10. Oh hell no. This is the Road to the Torment Nexus. HARD PASS. Beyond Doomed.
yea, alignment explained - finally! scientists and pundits throw this word around like candy at halloween. Reading this post, the hard problem seems solvable, albeit not in anyway noodled thru from the likes of me. However, your list of instructions should be expanded in length and breath and fed into the magic box and tested somehow, no? Someone (?) is doing something like that now, right, as with every response from ChatGPT, you get at least one para of disclaimer and safety gorp, and it seems difficult at best to do anything dangerous there. Perhaps this is all "The End is Here" screaming as maybe just maybe this GPT will not get that much better at scale... seems like we just assume ChatGPT4 is going to morph into SKYNET at some magical moment, with parameters unknown. is that even reasonable?
Fucking awesome set of posts, Zvi.
I have some ideas: What about approaches other than alignment to keeping ASI from taking control and harming us? I think it would be a great idea for a group of good thinkers to sit down with some biologists and talk about all the different ways creatures protect themselves from larger, stronger or smarter others. And there are also certain pairs of different species who are safe from harming each other because they survive via symbiosis with each other. We need LOTS of MODELS for how to survive AGI and ASI. I never thought alignment was a very good one, because it’s clear that people or groups of people become unaligned so easily. Why does anyone think alignment between AI and our species will work when laws, constitutions and agreements among members of our species are often broken?

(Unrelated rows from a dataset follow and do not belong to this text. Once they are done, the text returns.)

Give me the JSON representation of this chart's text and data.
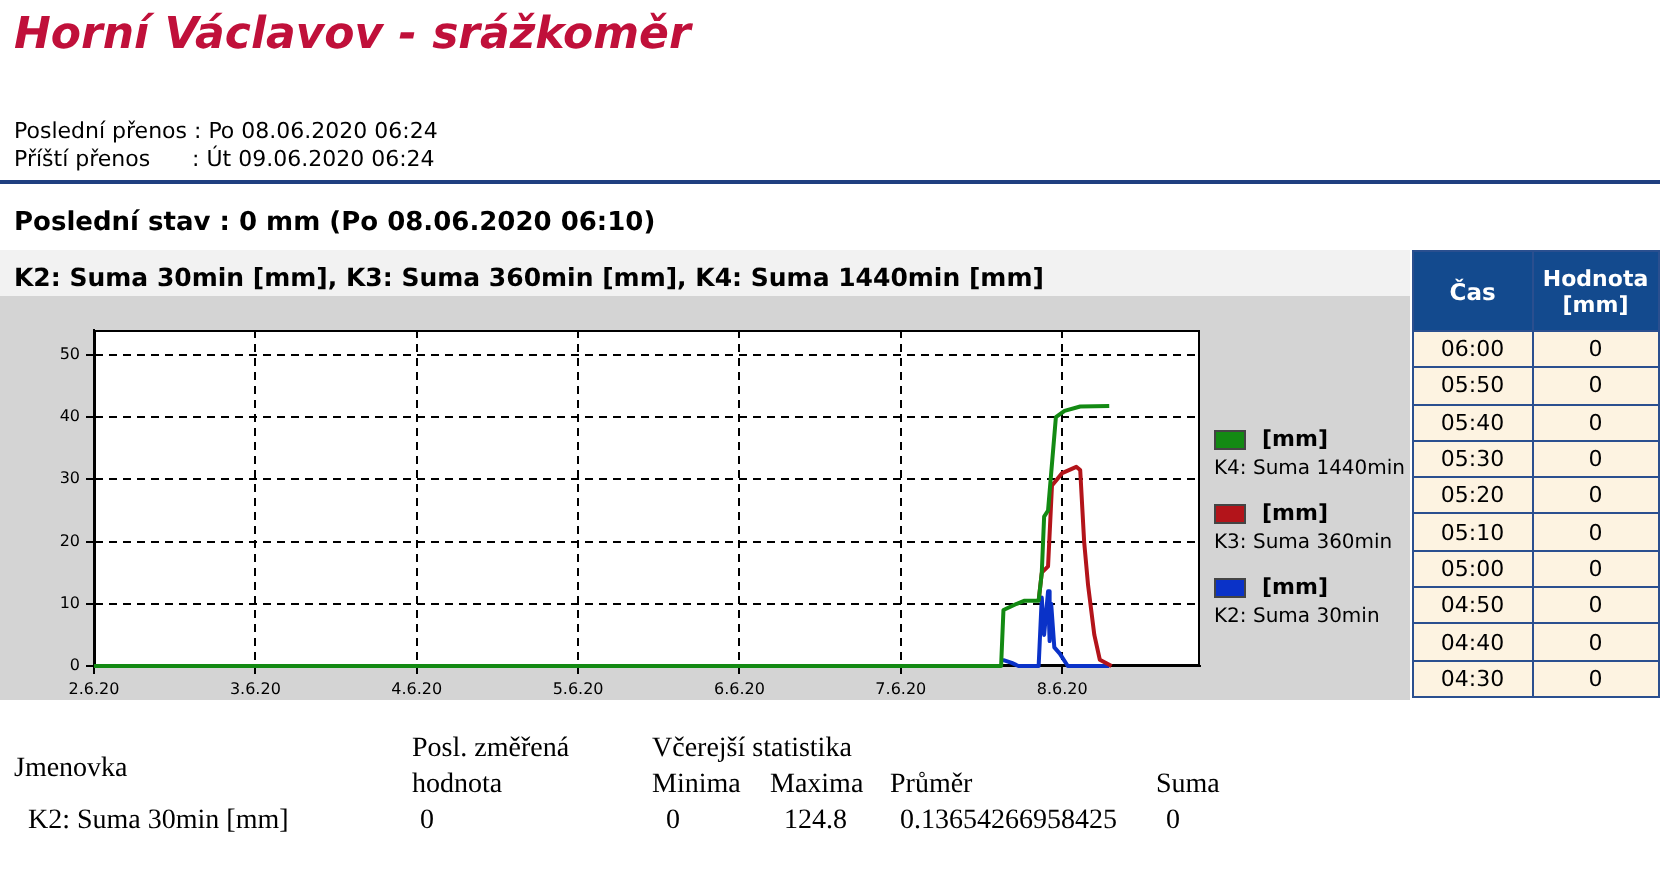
{
  "chart_data": [
    {
      "type": "line",
      "title": "Horní Václavov - srážkoměr",
      "subtitle": "K2: Suma 30min [mm], K3: Suma 360min [mm], K4: Suma 1440min [mm]",
      "annotations": [
        "Poslední přenos : Po 08.06.2020 06:24",
        "Příští přenos      : Út 09.06.2020 06:24",
        "Poslední stav : 0 mm (Po 08.06.2020 06:10)",
        "Jmenovka",
        "Posl. změřená",
        "hodnota",
        "Včerejší statistika",
        "Minima",
        "Maxima",
        "Průměr",
        "Suma",
        "K2: Suma 30min [mm]",
        "0",
        "0",
        "124.8",
        "0.13654266958425",
        "0",
        "Čas",
        "Hodnota [mm]",
        "06:00",
        "0",
        "05:50",
        "0",
        "05:40",
        "0",
        "05:30",
        "0",
        "05:20",
        "0",
        "05:10",
        "0",
        "05:00",
        "0",
        "04:50",
        "0",
        "04:40",
        "0",
        "04:30",
        "0"
      ],
      "series": [
        {
          "name": "[mm]\nK4: Suma 1440min",
          "color": "#138a13",
          "x": [
            "2020-06-02T00:00",
            "2020-06-07T14:55",
            "2020-06-07T15:16",
            "2020-06-07T17:15",
            "2020-06-07T18:25",
            "2020-06-07T20:30",
            "2020-06-07T20:58",
            "2020-06-07T21:19",
            "2020-06-07T21:54",
            "2020-06-07T23:04",
            "2020-06-08T00:21",
            "2020-06-08T02:41",
            "2020-06-08T07:00"
          ],
          "values": [
            0,
            0,
            9,
            10,
            10.5,
            10.5,
            15,
            24,
            25,
            40,
            41,
            41.7,
            41.8
          ]
        },
        {
          "name": "[mm]\nK3: Suma 360min",
          "color": "#b3141a",
          "x": [
            "2020-06-07T20:30",
            "2020-06-07T20:58",
            "2020-06-07T21:54",
            "2020-06-07T22:29",
            "2020-06-08T00:00",
            "2020-06-08T02:06",
            "2020-06-08T02:41",
            "2020-06-08T03:16",
            "2020-06-08T03:51",
            "2020-06-08T04:47",
            "2020-06-08T05:36",
            "2020-06-08T07:21"
          ],
          "values": [
            10.5,
            15,
            16,
            29,
            31,
            32,
            31.5,
            20,
            13,
            5,
            1,
            0
          ]
        },
        {
          "name": "[mm]\nK2: Suma 30min",
          "color": "#0a32c8",
          "x": [
            "2020-06-07T15:10",
            "2020-06-07T16:30",
            "2020-06-07T17:30",
            "2020-06-07T20:30",
            "2020-06-07T20:58",
            "2020-06-07T21:19",
            "2020-06-07T21:54",
            "2020-06-07T22:08",
            "2020-06-07T22:22",
            "2020-06-07T22:50",
            "2020-06-07T23:39",
            "2020-06-08T00:50",
            "2020-06-08T07:00"
          ],
          "values": [
            1,
            0.5,
            0,
            0,
            11,
            5,
            12,
            4,
            10,
            3,
            2,
            0,
            0
          ]
        }
      ],
      "xlim": [
        "2020-06-02T00:00",
        "2020-06-08T20:30"
      ],
      "xticks": [
        {
          "value": "2020-06-02",
          "label": "2.6.20"
        },
        {
          "value": "2020-06-03",
          "label": "3.6.20"
        },
        {
          "value": "2020-06-04",
          "label": "4.6.20"
        },
        {
          "value": "2020-06-05",
          "label": "5.6.20"
        },
        {
          "value": "2020-06-06",
          "label": "6.6.20"
        },
        {
          "value": "2020-06-07",
          "label": "7.6.20"
        },
        {
          "value": "2020-06-08",
          "label": "8.6.20"
        }
      ],
      "ylim": [
        0,
        54
      ],
      "yticks": [
        0,
        10,
        20,
        30,
        40,
        50
      ],
      "grid": true,
      "legend": "right",
      "line_style": "solid",
      "marker": "none"
    }
  ]
}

*Examples of animal models*
Deceptively dangerous appearance (puffed up cat)
Imitation — look like your enemy
Seems to me that each of the above suggests some alternatives to the convince-it-to-be-nice alignment model. People should brainstorm. Crowdsource it! Anyone got ideas?
This is great.
I also think this is worth prioritizing (some amount of) editing and, e.g. organizing, as it seems like a very high value link to include all over the place. I've been having some nice back-and-forths elsewhere and some people would definitely appreciate this post, and the others in this work.
I strongly believe your description of outer alignment is incorrect: "alignment of what the AGI provides as output"
I'll point to the original paper on the subject and this Rob Miles video for good descriptions: https://arxiv.org/abs/1906.01820 https://www.youtube.com/watch?v=bJLcIBixGj8
"7. Also do what broader society or humanity should have said given their values
8. Also do what is best for everyone"
By separating these, you imply that there is an objective "best", outside of what humanity values.